Despite the huge amounts of media outlets out there, lots of the coverage of any particular situation tends to read similarly. But there are occasions where stories on the same topic wind up being quite different in their emphasis, and a pre-game production meeting ahead of Sunday’s installment of ESPN’s Sunday Night Baseball is the latest example of that. That meeting saw Chicago Cubs’ manager Joe Maddon talking with ESPN analyst Alex Rodriguez (seen at left above on an April Sunday Night Baseball broadcast, with fellow analyst Jessica Mendoza and play-by-play broadcaster Matt Vasgersian ) in person for the first time since Rodriguez’s controversial comments about Cubs’ pitcher Yu Darvish two weeks back, which led to blowback from Maddon and from Darvish’s agent.
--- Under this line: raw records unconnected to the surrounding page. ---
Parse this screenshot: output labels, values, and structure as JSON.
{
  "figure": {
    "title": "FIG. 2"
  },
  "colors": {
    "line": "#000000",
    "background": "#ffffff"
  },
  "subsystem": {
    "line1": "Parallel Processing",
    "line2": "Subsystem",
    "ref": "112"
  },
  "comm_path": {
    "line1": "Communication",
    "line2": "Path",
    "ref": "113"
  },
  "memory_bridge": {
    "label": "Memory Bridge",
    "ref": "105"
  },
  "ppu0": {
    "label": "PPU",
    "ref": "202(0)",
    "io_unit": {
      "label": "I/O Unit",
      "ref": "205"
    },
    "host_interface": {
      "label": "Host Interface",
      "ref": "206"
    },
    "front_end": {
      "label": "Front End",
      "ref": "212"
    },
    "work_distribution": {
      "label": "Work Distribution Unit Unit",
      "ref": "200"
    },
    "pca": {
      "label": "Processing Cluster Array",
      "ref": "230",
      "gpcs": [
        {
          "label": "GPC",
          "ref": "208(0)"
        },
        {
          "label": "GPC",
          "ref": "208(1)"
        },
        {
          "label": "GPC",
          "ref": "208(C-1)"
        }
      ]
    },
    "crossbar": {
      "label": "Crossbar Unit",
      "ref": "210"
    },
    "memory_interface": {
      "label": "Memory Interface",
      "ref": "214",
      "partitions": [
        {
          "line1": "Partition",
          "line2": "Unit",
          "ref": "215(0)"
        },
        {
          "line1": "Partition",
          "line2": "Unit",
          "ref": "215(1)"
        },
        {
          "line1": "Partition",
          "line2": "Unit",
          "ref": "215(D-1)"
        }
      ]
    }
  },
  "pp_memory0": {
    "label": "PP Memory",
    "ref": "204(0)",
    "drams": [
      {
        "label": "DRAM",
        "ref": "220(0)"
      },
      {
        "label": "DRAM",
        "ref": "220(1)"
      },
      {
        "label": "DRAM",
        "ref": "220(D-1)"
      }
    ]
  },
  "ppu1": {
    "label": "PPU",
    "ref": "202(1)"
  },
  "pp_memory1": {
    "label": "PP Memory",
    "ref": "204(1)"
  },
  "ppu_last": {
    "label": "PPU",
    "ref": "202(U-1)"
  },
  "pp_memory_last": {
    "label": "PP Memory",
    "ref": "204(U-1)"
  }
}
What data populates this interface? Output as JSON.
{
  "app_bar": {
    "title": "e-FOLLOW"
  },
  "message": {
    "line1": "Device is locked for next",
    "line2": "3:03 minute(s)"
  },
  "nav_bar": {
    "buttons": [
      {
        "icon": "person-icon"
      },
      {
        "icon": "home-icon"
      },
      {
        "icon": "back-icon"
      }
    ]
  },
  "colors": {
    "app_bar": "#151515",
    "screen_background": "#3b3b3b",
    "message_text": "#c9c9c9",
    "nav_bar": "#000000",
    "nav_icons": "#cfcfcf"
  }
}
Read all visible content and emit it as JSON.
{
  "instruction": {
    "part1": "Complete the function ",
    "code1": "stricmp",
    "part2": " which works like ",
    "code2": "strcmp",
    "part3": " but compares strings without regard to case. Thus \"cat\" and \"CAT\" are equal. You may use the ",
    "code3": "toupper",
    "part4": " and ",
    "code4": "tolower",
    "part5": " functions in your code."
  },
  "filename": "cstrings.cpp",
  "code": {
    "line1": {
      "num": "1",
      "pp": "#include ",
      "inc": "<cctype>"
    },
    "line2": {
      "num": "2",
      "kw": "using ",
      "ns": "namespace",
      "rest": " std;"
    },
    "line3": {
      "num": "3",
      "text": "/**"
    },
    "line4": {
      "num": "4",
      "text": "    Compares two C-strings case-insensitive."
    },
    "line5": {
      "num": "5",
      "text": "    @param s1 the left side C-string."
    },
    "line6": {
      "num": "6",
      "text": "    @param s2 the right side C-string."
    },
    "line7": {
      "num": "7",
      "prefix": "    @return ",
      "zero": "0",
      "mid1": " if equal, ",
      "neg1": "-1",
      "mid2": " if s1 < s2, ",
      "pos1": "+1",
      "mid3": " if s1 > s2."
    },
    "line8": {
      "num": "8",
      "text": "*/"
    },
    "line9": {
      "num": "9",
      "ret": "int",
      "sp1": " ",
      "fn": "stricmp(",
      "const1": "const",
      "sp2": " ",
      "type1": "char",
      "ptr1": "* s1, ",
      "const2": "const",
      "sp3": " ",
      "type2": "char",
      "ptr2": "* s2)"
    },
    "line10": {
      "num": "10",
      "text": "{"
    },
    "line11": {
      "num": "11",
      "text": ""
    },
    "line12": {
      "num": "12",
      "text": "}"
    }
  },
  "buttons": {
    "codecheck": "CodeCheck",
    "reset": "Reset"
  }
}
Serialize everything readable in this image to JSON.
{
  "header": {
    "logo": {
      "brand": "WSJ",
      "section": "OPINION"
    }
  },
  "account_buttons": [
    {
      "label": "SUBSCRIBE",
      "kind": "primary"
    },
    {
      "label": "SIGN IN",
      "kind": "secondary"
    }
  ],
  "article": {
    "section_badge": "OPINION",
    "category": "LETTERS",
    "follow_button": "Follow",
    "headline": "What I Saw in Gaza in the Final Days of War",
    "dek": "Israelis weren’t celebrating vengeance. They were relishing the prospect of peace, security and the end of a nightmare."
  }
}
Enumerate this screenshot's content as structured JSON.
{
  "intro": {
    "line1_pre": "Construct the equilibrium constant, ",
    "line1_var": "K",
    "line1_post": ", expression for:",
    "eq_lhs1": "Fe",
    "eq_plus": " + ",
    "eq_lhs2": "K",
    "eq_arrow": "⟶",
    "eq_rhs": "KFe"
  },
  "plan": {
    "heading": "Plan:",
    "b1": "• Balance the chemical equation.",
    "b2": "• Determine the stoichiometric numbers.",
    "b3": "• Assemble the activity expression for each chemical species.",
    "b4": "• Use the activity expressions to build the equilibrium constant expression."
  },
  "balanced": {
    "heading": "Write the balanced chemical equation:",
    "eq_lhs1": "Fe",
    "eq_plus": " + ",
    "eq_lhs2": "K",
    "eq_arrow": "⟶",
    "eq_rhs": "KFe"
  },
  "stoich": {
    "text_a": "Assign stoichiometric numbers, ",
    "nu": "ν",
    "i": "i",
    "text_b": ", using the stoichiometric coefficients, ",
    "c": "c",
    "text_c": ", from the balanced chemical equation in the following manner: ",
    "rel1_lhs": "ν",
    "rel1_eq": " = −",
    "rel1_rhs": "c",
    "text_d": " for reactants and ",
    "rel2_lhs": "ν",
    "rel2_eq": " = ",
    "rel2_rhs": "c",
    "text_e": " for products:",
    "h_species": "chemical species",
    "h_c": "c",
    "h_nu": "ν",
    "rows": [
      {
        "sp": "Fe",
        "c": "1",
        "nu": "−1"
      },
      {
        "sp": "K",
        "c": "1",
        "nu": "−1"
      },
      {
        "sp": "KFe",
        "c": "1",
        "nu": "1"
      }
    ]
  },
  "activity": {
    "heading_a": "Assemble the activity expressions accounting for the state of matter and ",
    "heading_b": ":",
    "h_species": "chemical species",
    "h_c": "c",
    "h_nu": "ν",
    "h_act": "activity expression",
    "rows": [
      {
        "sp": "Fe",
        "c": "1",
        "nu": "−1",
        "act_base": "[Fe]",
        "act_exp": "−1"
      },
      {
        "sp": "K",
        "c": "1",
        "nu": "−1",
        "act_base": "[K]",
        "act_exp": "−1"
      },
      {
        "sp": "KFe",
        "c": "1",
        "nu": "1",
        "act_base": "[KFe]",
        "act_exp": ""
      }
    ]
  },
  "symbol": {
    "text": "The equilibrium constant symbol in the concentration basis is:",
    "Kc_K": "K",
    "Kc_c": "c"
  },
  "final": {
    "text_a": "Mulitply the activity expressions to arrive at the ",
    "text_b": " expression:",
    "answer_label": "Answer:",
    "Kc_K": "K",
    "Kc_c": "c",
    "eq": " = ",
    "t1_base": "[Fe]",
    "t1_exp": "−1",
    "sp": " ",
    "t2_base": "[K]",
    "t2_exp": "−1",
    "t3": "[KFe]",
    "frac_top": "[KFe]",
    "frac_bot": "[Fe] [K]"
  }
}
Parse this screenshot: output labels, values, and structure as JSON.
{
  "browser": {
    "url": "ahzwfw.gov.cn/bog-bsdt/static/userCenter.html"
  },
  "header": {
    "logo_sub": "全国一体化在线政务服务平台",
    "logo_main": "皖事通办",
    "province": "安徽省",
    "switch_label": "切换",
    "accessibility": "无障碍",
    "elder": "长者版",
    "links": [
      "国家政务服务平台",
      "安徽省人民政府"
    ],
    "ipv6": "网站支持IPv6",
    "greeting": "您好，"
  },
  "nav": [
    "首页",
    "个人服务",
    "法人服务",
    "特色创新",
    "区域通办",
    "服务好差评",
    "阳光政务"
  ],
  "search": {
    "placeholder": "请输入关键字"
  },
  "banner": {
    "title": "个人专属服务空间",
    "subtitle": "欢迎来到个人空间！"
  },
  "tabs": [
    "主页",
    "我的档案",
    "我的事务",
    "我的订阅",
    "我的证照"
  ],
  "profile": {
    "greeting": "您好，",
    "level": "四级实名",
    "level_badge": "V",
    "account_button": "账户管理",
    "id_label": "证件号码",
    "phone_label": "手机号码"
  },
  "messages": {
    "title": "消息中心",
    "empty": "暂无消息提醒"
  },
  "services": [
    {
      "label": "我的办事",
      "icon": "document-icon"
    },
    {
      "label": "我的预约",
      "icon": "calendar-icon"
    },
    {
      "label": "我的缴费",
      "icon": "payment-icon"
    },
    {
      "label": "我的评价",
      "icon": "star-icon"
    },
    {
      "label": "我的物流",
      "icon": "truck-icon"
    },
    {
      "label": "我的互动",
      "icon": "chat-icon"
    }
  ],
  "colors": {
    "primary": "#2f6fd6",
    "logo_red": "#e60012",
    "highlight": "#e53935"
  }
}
How’d it go? Well, let’s consider just the headlines of two articles on it:
“Joe Maddon, ESPN’s Alex Rodriguez make peace before Sunday’s game over Yu Darvish comments.” Teddy Greenstein, Chicago Tribune.
“Sources: Tempers flare between Joe Maddon and Alex Rodriguez during “Sunday Night Baseball” meeting.” Patrick Mooney, The Athletic.
So, some might think it’s one or the other, but it actually seems quite possible that both accounts are accurate. Mooney’s piece says sources told him “A heated argument erupted” in the meeting (which had Rodriguez, Mendoza and Vasgersian in Maddon’s office), and it doesn’t seem unlikely that it did; Rodriguez’s comments on Darvish certainly seemed to annoy Maddon, as evidenced by the radio interview Maddon gave about them. But it’s also quite conceivable that the two sides did, in fact, “make peace” by the end of that meeting; the comments by both Maddon and Rodriguez to media afterwards (quoted in both articles) didn’t suggest that either had apologized or changed their stance, but they did seem to show the two moving on. Here’s more from Maddon in Greenstein’s piece:
“Alex and I had a really nice discussion,” Maddon said. “I felt good about it. Hopefully he felt the same. We talked openly about it. Under those circumstances for me, you speak in a candid manner and then you move on. I really believe through that conversation that we have a chance to be pretty good friends.”
And more from Rodriguez in Mooney’s piece:
“We had a brief, very positive conversation,” Rodriguez said. “But what’s great about this is we all have the same interests, to grow the game, to highlight stories as objectively as we can. Obviously, you guys are in the business, so you know that better than anyone. I thought it was a very positive conversation.”
Would you change anything?
“No, my job is to say it fairly and objectively,” Rodriguez said. “I have over 25 years in the game and I’m going to call it as I see it. We don’t always have to agree on everything. But I do have a lot of respect for Joe — and obviously the Cubs organization — and I have for a long time and that hasn’t changed.
“As a matter of fact — before I go to rehearsal — Joe and I plan to have drinks together. So that’s planned. That’s in the books.”
So both sides seem fine with how this ended, at least publicly. But it’s interesting to see how different the headlines of two articles on the same thing can be, and it’s particularly interesting considering that those feel logical for both articles. Greenstein’s piece doesn’t have the sources saying this was a “heated argument,” so “make peace” seems reasonable from the information he had. Meanwhile, it also feels reasonable for Mooney’s piece to emphasize the unique info it has, namely the sources discussing how this turned “heated” at one point, even if that isn’t necessarily where it ended up. But it is notable how different two articles on this conversation turned out.